Starling circulaba con el viejo Pinto por la autopista a buena marcha, a diez kilómetros menos de la velocidad en que empezaban las vibraciones del volante. El olor a aceite caliente y moho, los traqueteos del chasis y los gemidos de la transmisión evocaban tenues recuerdos de la camioneta de su padre, recuerdos de ir sentada a su lado, junto a sus hermanos pequeños que, incansables, no dejaban un instante de moverse. Ahora la que conducía era ella. Era de noche; los repetidos destellos blancos de las líneas de la calzada pasaban bajo las ruedas, constantes e intermitentes. Tenía tiempo para pensar. Sus miedos le arrojaban el aliento a la nuca; otros recuerdos, más recientes, se agitaban sin cesar a su lado.

A Starling le atenazaba el temor de que se hubiese descubierto el cadáver de Catherine Baker Martin. Podía ser que Buffalo Bill, al descubrir de quién se trataba su víctima, se hubiera asustado, la hubiera matado y la hubiera arrojado a un río después de colocarle una larva de insecto en la garganta.

A lo mejor Crawford traía el insecto para que lo identificasen. ¿Por qué otra razón quería que se reuniese con él en el Smithsonian? Sin embargo, traer un insecto podía hacerlo cualquier agente o incluso un mensajero del FBI. Y él le había dicho que hiciese el equipaje para dos días.

Entendía perfectamente que Crawford no le hubiese dado explicaciones, hablando como hablaba desde un radiotransmisor que podía no tener garantías de seguridad, pero tener que hacer conjeturas era enloquecedor.

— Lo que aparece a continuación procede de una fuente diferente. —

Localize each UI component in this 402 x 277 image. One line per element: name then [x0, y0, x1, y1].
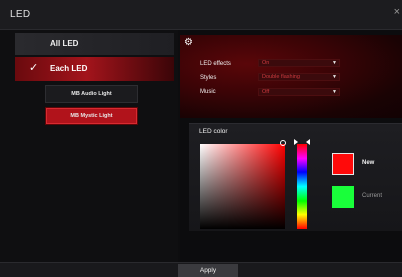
all-led-tab[interactable]: All LED [15, 33, 174, 55]
footer-bar: Apply [0, 262, 402, 277]
each-led-tab[interactable]: ✓ Each LED [15, 57, 174, 81]
title-bar: LED × [0, 0, 402, 30]
current-color-swatch [332, 186, 354, 208]
new-color-swatch [332, 153, 354, 175]
led-effects-value: On [262, 60, 270, 66]
effects-settings-box: ⚙ LED effects On ▼ Styles Double flashin… [180, 35, 402, 118]
gear-icon[interactable]: ⚙ [184, 37, 193, 48]
chevron-down-icon: ▼ [332, 60, 337, 66]
all-led-label: All LED [50, 39, 79, 48]
saturation-value-picker[interactable] [200, 144, 285, 229]
led-mode-sidebar: All LED ✓ Each LED MB Audio Light MB Mys… [0, 30, 178, 262]
led-effects-label: LED effects [200, 61, 231, 67]
led-color-title: LED color [199, 128, 228, 135]
led-settings-panel: ⚙ LED effects On ▼ Styles Double flashin… [180, 30, 402, 262]
music-label: Music [200, 89, 216, 95]
chevron-down-icon: ▼ [332, 74, 337, 80]
styles-value: Double flashing [262, 74, 300, 80]
hue-slider[interactable] [297, 144, 307, 229]
music-dropdown[interactable]: Off ▼ [258, 88, 340, 96]
chevron-down-icon: ▼ [332, 89, 337, 95]
led-color-box: LED color New Current [189, 123, 402, 231]
each-led-label: Each LED [50, 64, 88, 73]
styles-label: Styles [200, 75, 217, 81]
current-color-label: Current [362, 193, 383, 199]
hue-marker-right-icon[interactable] [306, 139, 310, 145]
new-color-label: New [362, 160, 375, 166]
music-value: Off [262, 89, 270, 95]
window-title: LED [10, 9, 31, 20]
styles-dropdown[interactable]: Double flashing ▼ [258, 73, 340, 81]
close-icon[interactable]: × [394, 6, 400, 18]
checkmark-icon: ✓ [29, 62, 39, 74]
color-picker-handle[interactable] [280, 140, 286, 146]
device-mb-mystic-light-button[interactable]: MB Mystic Light [45, 107, 138, 125]
apply-button[interactable]: Apply [178, 264, 238, 277]
led-effects-dropdown[interactable]: On ▼ [258, 59, 340, 67]
device-mb-audio-light-button[interactable]: MB Audio Light [45, 85, 138, 103]
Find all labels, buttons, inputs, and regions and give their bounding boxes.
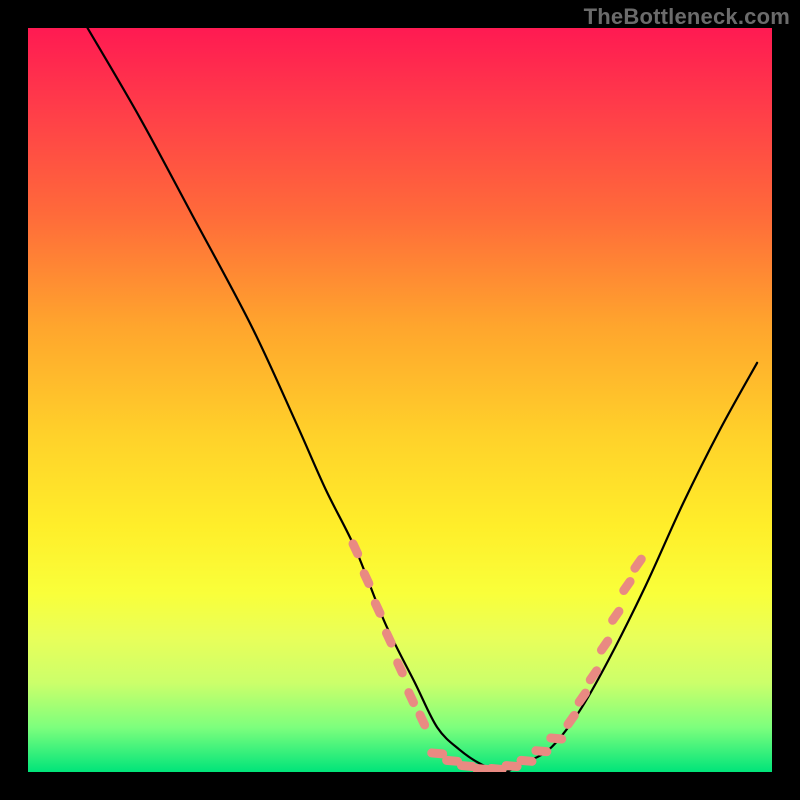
highlight-dot <box>364 574 369 584</box>
chart-frame: TheBottleneck.com <box>0 0 800 800</box>
highlight-dot <box>420 715 425 725</box>
highlight-dot <box>568 715 574 724</box>
highlight-dot <box>536 751 547 752</box>
highlight-dot <box>624 581 630 590</box>
highlight-dot <box>461 766 472 767</box>
highlight-dot <box>398 663 403 673</box>
highlight-dot <box>375 603 380 613</box>
highlight-points-right <box>568 559 641 724</box>
highlight-dot <box>353 544 358 554</box>
highlight-points-left <box>353 544 425 725</box>
curve-layer <box>28 28 772 772</box>
highlight-dot <box>491 769 502 770</box>
bottleneck-curve <box>88 28 758 772</box>
highlight-dot <box>447 760 458 761</box>
highlight-dot <box>521 760 532 761</box>
highlight-dot <box>387 633 392 643</box>
plot-area <box>28 28 772 772</box>
highlight-dot <box>601 641 607 650</box>
highlight-dot <box>506 766 517 767</box>
highlight-dot <box>409 693 414 703</box>
highlight-dot <box>635 559 641 568</box>
highlight-dot <box>551 738 562 739</box>
highlight-dot <box>590 671 596 680</box>
watermark-text: TheBottleneck.com <box>584 4 790 30</box>
highlight-dot <box>476 769 487 770</box>
highlight-dot <box>613 611 619 620</box>
highlight-dot <box>579 693 585 702</box>
highlight-dot <box>432 753 443 754</box>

Halló en la radio una emisora dedicada exclusivamente a transmitir noticiarios y esperó el inicio del informativo escuchando el boletín meteorológico. Pero las noticias no le sirvieron de ayuda. Las relativas a Memphis eran una repetición de las de la siete. La hija de la senadora Martin había desaparecido. Se había hallado su blusa rasgada en la espalda, al estilo de Buffalo Bill. No había testigos. La víctima hallada en Virginia occidental seguía sin ser identificada.

Virginia occidental. Entre los recuerdos de Clarice Starling de la funeraria de Potter había uno sólido y valioso. Algo duradero, que brillaba destacando con luz propia sobre el fondo de las lóbregas revelaciones.

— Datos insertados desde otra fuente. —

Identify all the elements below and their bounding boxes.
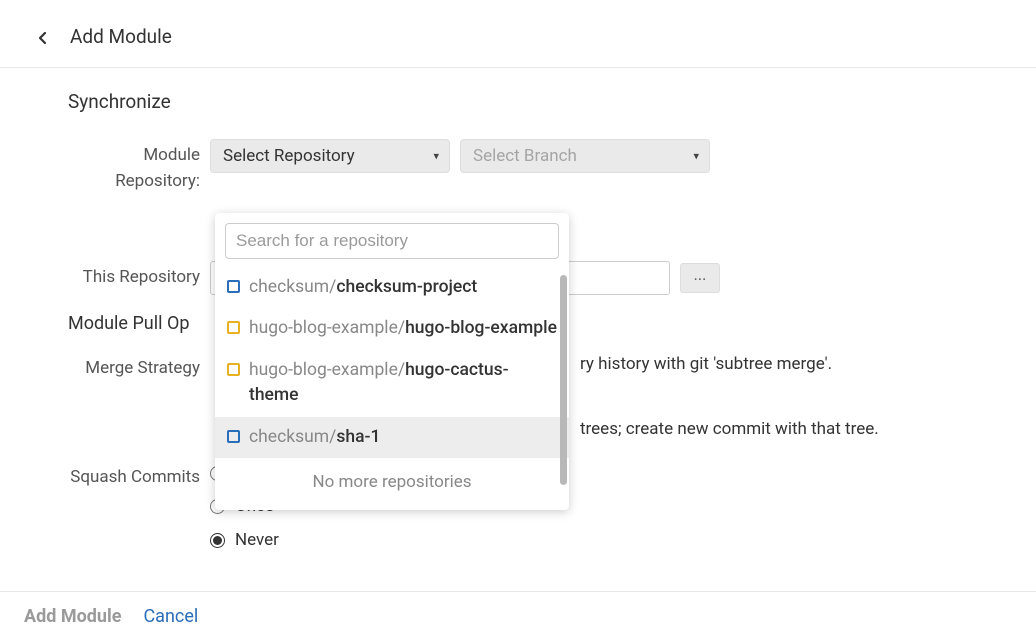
select-repository-value: Select Repository xyxy=(223,146,355,166)
merge-option-trees[interactable]: trees; create new commit with that tree. xyxy=(580,417,1036,443)
chevron-down-icon: ▾ xyxy=(693,150,699,163)
content-area: Synchronize Module Repository: Select Re… xyxy=(0,68,1036,561)
repo-icon xyxy=(227,321,240,334)
squash-never-label: Never xyxy=(235,528,279,554)
page-title: Add Module xyxy=(70,25,172,48)
label-this-repository: This Repository xyxy=(68,261,210,290)
repo-label: hugo-blog-example/hugo-cactus-theme xyxy=(249,358,557,409)
row-module-repository: Module Repository: Select Repository ▾ S… xyxy=(68,139,1036,195)
add-module-button[interactable]: Add Module xyxy=(24,606,121,627)
back-chevron-icon[interactable] xyxy=(38,24,48,49)
repo-label: checksum/checksum-project xyxy=(249,275,477,300)
repository-dropdown: checksum/checksum-project hugo-blog-exam… xyxy=(215,213,569,510)
repository-item[interactable]: checksum/sha-1 xyxy=(215,417,569,458)
repository-item[interactable]: hugo-blog-example/hugo-blog-example xyxy=(215,308,569,349)
merge-option-history[interactable]: ry history with git 'subtree merge'. xyxy=(580,352,1036,378)
repo-icon xyxy=(227,280,240,293)
select-repository[interactable]: Select Repository ▾ xyxy=(210,139,450,173)
scrollbar[interactable] xyxy=(560,275,567,485)
radio-never[interactable] xyxy=(210,533,225,548)
select-branch[interactable]: Select Branch ▾ xyxy=(460,139,710,173)
select-branch-value: Select Branch xyxy=(473,146,577,166)
merge-option-trees-label: trees; create new commit with that tree. xyxy=(580,417,879,443)
label-module-repository: Module Repository: xyxy=(68,139,210,195)
repository-search-input[interactable] xyxy=(225,223,559,259)
dropdown-footer: No more repositories xyxy=(215,458,569,508)
label-squash-commits: Squash Commits xyxy=(68,461,210,490)
repo-icon xyxy=(227,430,240,443)
cancel-button[interactable]: Cancel xyxy=(143,606,198,627)
repository-item[interactable]: hugo-blog-example/hugo-cactus-theme xyxy=(215,350,569,417)
repo-label: checksum/sha-1 xyxy=(249,425,380,450)
repository-item[interactable]: checksum/checksum-project xyxy=(215,267,569,308)
repository-list: checksum/checksum-project hugo-blog-exam… xyxy=(215,267,569,458)
merge-option-history-label: ry history with git 'subtree merge'. xyxy=(580,352,832,378)
squash-option-never[interactable]: Never xyxy=(210,528,289,554)
section-title: Synchronize xyxy=(68,90,1036,113)
dropdown-search-wrapper xyxy=(225,223,559,259)
label-merge-strategy: Merge Strategy xyxy=(68,352,210,381)
page-header: Add Module xyxy=(0,0,1036,68)
repo-icon xyxy=(227,363,240,376)
browse-button[interactable]: ... xyxy=(680,263,720,293)
footer-bar: Add Module Cancel xyxy=(0,591,1036,641)
repo-label: hugo-blog-example/hugo-blog-example xyxy=(249,316,557,341)
chevron-down-icon: ▾ xyxy=(433,150,439,163)
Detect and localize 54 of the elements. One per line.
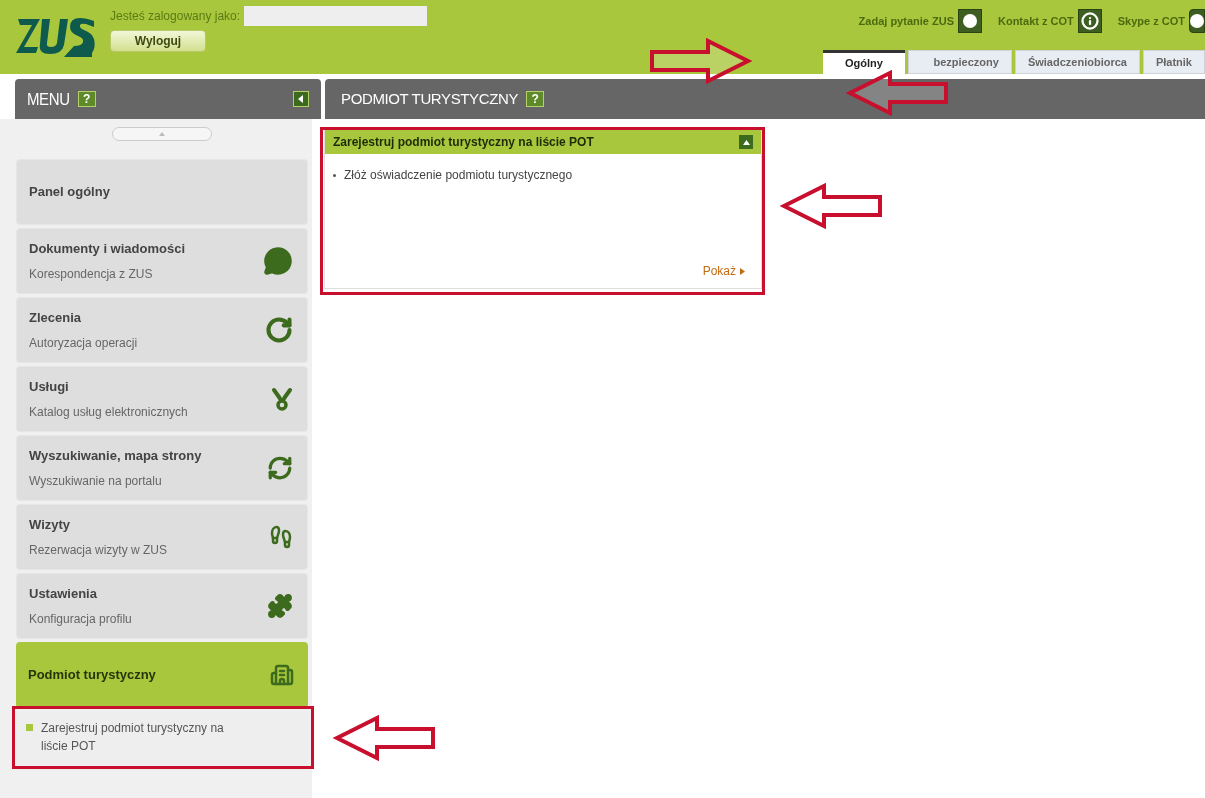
- building-icon: [270, 663, 294, 687]
- tab[interactable]: Płatnik: [1142, 50, 1205, 74]
- up-triangle-icon: [159, 132, 165, 136]
- menu-item[interactable]: Dokumenty i wiadomości Korespondencja z ZUS: [16, 228, 308, 294]
- info-icon[interactable]: [1077, 9, 1102, 33]
- menu-item-title: Wizyty: [29, 516, 72, 535]
- menu-item-subtitle: Autoryzacja operacji: [29, 334, 139, 352]
- up-triangle-icon: [742, 139, 750, 145]
- footprints-icon: [269, 525, 293, 549]
- tab[interactable]: Świadczeniobiorca: [1014, 50, 1140, 74]
- menu-item-title: Wyszukiwanie, mapa strony: [29, 447, 203, 466]
- menu-item-title: Zlecenia: [29, 309, 83, 328]
- speech-bubble-icon: [263, 246, 293, 276]
- collapse-menu-button[interactable]: [293, 91, 309, 107]
- menu-item-title: Panel ogólny: [29, 183, 111, 202]
- menu-item-title: Podmiot turystyczny: [28, 666, 157, 685]
- submenu-item-label: Zarejestruj podmiot turystyczny na liście POT: [41, 720, 225, 755]
- menu-item-title: Dokumenty i wiadomości: [29, 240, 187, 259]
- menu-item[interactable]: Zlecenia Autoryzacja operacji: [16, 297, 308, 363]
- branch-icon: [271, 387, 293, 411]
- page-title: PODMIOT TURYSTYCZNY: [341, 88, 519, 109]
- menu-item-subtitle: Rezerwacja wizyty w ZUS: [29, 541, 169, 559]
- menu-item-subtitle: Korespondencja z ZUS: [29, 265, 154, 283]
- menu-title: MENU: [27, 87, 70, 110]
- menu-item-subtitle: Katalog usług elektronicznych: [29, 403, 189, 421]
- logged-in-label: Jesteś zalogowany jako:: [110, 8, 241, 25]
- bullet-icon: [333, 173, 336, 177]
- collapse-card-button[interactable]: [739, 135, 753, 149]
- menu-item[interactable]: Panel ogólny: [16, 159, 308, 225]
- logout-button[interactable]: Wyloguj: [110, 30, 206, 52]
- bullet-icon: [26, 724, 33, 731]
- sync-icon: [267, 455, 293, 481]
- menu-item-subtitle: Wyszukiwanie na portalu: [29, 472, 163, 490]
- refresh-icon: [265, 316, 293, 344]
- show-link[interactable]: Pokaż: [702, 262, 745, 280]
- menu-item[interactable]: Usługi Katalog usług elektronicznych: [16, 366, 308, 432]
- tab[interactable]: bezpieczony: [907, 50, 1012, 74]
- menu-item-title: Ustawienia: [29, 585, 98, 604]
- menu-item[interactable]: Ustawienia Konfiguracja profilu: [16, 573, 308, 639]
- menu-item[interactable]: Wyszukiwanie, mapa strony Wyszukiwanie na portalu: [16, 435, 308, 501]
- left-triangle-icon: [297, 95, 305, 103]
- menu-item-subtitle: Konfiguracja profilu: [29, 610, 133, 628]
- skype-icon[interactable]: [1189, 9, 1205, 33]
- help-button[interactable]: ?: [77, 91, 96, 107]
- puzzle-icon: [267, 593, 293, 619]
- tab[interactable]: Ogólny: [822, 50, 905, 74]
- card-title: Zarejestruj podmiot turystyczny na liście POT: [333, 134, 594, 151]
- help-button[interactable]: ?: [526, 91, 545, 107]
- card-list-item: Złóż oświadczenie podmiotu turystycznego: [344, 167, 573, 184]
- menu-item-title: Usługi: [29, 378, 70, 397]
- menu-item[interactable]: Podmiot turystyczny: [16, 642, 308, 708]
- right-triangle-icon: [740, 267, 745, 275]
- menu-item[interactable]: Wizyty Rezerwacja wizyty w ZUS: [16, 504, 308, 570]
- chat-icon[interactable]: [957, 9, 982, 33]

Algo que merecía la pena conservar. Clarice lo evocó deliberadamente, descubriendo que podía oprimirlo para darse ánimo, como un talismán. En la funeraria de Potter, de pie ante el fregadero, había hallado fuerza en una fuente que al mismo tiempo que sorprenderla le agradaba: el recuerdo de su madre. Starling, para sobrevivir, se había alimentado de la fuerza de su padre, recibida de segunda mano a través de sus hermanos; y la generosa dádiva que había descubierto no sólo la sorprendía sino que la emocionaba.

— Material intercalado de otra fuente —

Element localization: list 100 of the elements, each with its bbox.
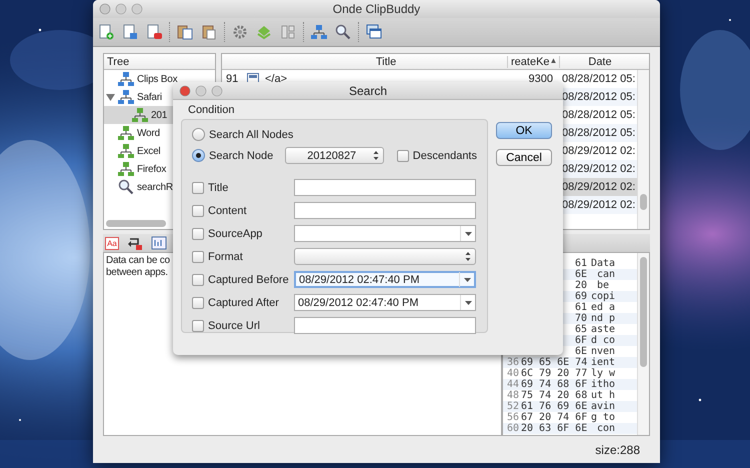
- checkbox[interactable]: [192, 250, 204, 262]
- cancel-button[interactable]: Cancel: [496, 149, 552, 166]
- windows-icon[interactable]: [366, 24, 382, 40]
- text-line: between apps.: [106, 266, 168, 278]
- delete-document-icon[interactable]: [146, 24, 162, 40]
- hex-text: ut h: [591, 390, 616, 401]
- hex-text: aste: [591, 324, 616, 335]
- radio-button[interactable]: [192, 149, 205, 162]
- hex-bytes: 20: [574, 280, 587, 291]
- hex-bytes: 70: [574, 313, 587, 324]
- checkbox[interactable]: [192, 228, 204, 240]
- column-header[interactable]: reateKe▲: [508, 56, 560, 68]
- hex-bytes: 6F: [574, 335, 587, 346]
- hex-text: g to: [591, 412, 616, 423]
- checkbox-label: Title: [208, 182, 228, 194]
- new-document-icon[interactable]: [98, 24, 114, 40]
- checkbox[interactable]: [192, 204, 204, 216]
- ok-button[interactable]: OK: [496, 122, 552, 139]
- hex-text: be: [596, 280, 610, 291]
- combo-box[interactable]: 08/29/2012 02:47:40 PM: [294, 271, 476, 288]
- column-header[interactable]: Tree: [104, 56, 130, 68]
- checkbox[interactable]: [192, 274, 204, 286]
- dropdown-arrow-icon: [464, 278, 470, 282]
- table-cell: 08/28/2012 05:: [562, 91, 636, 103]
- scrollbar-thumb[interactable]: [106, 220, 166, 227]
- hex-text: itho: [591, 379, 616, 390]
- offset-label: 44: [506, 379, 519, 390]
- table-cell: </a>: [265, 73, 288, 85]
- scrollbar-thumb[interactable]: [640, 257, 647, 367]
- input-field[interactable]: [294, 317, 476, 334]
- column-header[interactable]: Title: [265, 56, 508, 68]
- table-cell: 08/29/2012 02:: [562, 181, 636, 193]
- wrap-icon[interactable]: [127, 236, 143, 250]
- input-field[interactable]: [294, 179, 476, 196]
- hex-bytes: 75 74 20 68: [521, 390, 588, 401]
- offset-label: 40: [506, 368, 519, 379]
- combo-box[interactable]: [294, 225, 476, 242]
- table-cell: 91: [226, 73, 238, 85]
- hex-text: can: [596, 269, 616, 280]
- hex-bytes: 69 74 68 6F: [521, 379, 588, 390]
- hex-bytes: 69 65 6E 74: [521, 357, 588, 368]
- table-cell: 08/28/2012 05:: [562, 109, 636, 121]
- hex-bytes: 65: [574, 324, 587, 335]
- combo-box[interactable]: 08/29/2012 02:47:40 PM: [294, 294, 476, 311]
- radio-button[interactable]: [192, 128, 205, 141]
- radio-label: Search All Nodes: [209, 128, 293, 140]
- scrollbar-thumb[interactable]: [640, 194, 647, 210]
- popup-button[interactable]: [294, 248, 476, 265]
- column-header[interactable]: Date: [560, 56, 640, 68]
- hex-bytes: 6C 79 20 77: [521, 368, 588, 379]
- offset-label: 56: [506, 412, 519, 423]
- hex-text: ed a: [591, 302, 616, 313]
- hex-text: ient: [591, 357, 616, 368]
- window-controls[interactable]: [99, 3, 145, 15]
- font-button[interactable]: Aa: [105, 236, 119, 250]
- search-icon[interactable]: [335, 24, 351, 40]
- offset-label: 60: [506, 423, 519, 434]
- checkbox[interactable]: [192, 296, 204, 308]
- table-cell: 9300: [528, 73, 553, 85]
- hex-bytes: 61: [574, 302, 587, 313]
- stepper-arrows-icon: [373, 150, 380, 161]
- hex-text: Data: [591, 258, 616, 269]
- dropdown-arrow-icon: [464, 232, 472, 236]
- checkbox-label: Descendants: [412, 150, 477, 162]
- checkbox[interactable]: [192, 182, 204, 194]
- hex-text: d co: [591, 335, 616, 346]
- window-title: Onde ClipBuddy: [332, 2, 422, 16]
- hex-bytes: 61 76 69 6E: [521, 401, 588, 412]
- checkbox[interactable]: [192, 320, 204, 332]
- network-icon[interactable]: [311, 24, 327, 40]
- table-cell: 08/29/2012 02:: [562, 199, 636, 211]
- hex-text: nven: [591, 346, 616, 357]
- hex-bytes: 6E: [574, 269, 587, 280]
- table-cell: 08/29/2012 02:: [562, 145, 636, 157]
- checkbox-label: SourceApp: [208, 228, 262, 240]
- tree-item[interactable]: Clips Box: [104, 70, 215, 88]
- paste-icon[interactable]: [201, 24, 217, 40]
- disclosure-triangle-icon[interactable]: [106, 92, 115, 102]
- hex-text: copi: [591, 291, 616, 302]
- hex-text: con: [596, 423, 616, 434]
- window-controls[interactable]: [179, 84, 225, 96]
- gear-icon[interactable]: [232, 24, 248, 40]
- offset-label: 52: [506, 401, 519, 412]
- hex-text: ly w: [591, 368, 616, 379]
- hex-bytes: 67 20 74 6F: [521, 412, 588, 423]
- table-cell: 08/29/2012 02:: [562, 163, 636, 175]
- node-popup-button[interactable]: 20120827: [285, 147, 384, 164]
- checkbox-label: Format: [208, 250, 243, 262]
- text-line: Data can be co: [106, 255, 170, 266]
- checkbox-label: Content: [208, 204, 247, 216]
- checkbox-label: Source Url: [208, 320, 260, 332]
- radio-label: Search Node: [209, 150, 274, 162]
- table-cell: 08/28/2012 05:: [562, 127, 636, 139]
- table-cell: 08/28/2012 05:: [562, 73, 636, 85]
- checkbox-label: Captured Before: [208, 274, 289, 286]
- copy-icon[interactable]: [177, 24, 193, 40]
- columns-icon[interactable]: [280, 24, 296, 40]
- checkbox[interactable]: [396, 150, 409, 162]
- dropdown-arrow-icon: [464, 300, 472, 304]
- input-field[interactable]: [294, 202, 476, 219]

Aparcó el coche ante la sede central del FBI en la Décima y Pennsylvania. En la acera se habían instalado dos equipos móviles de televisión; los informadores, a la luz de los focos, aparecían exageradamente acicalados.

Recitaban honestas informaciones sobre el fondo del edificio J. Edgar Hoover. Starling esquivó los focos y recorrió a pie las dos manzanas que la separaban del Museo Nacional de Historia Natural del Smithsonian.

Vio unas pocas ventanas iluminadas en los pisos altos del vetusto edificio. Una furgoneta de la policía del condado de Baltimore estaba aparcada en la plazuela semicircular de la entrada. El chófer de Crawford, Jeff, aguardaba al volante de una camioneta de vigilancia estacionada inmediatamente detrás. Cuando vio llegar a Starling, dijo algo a un transmisor que llevaba en la mano.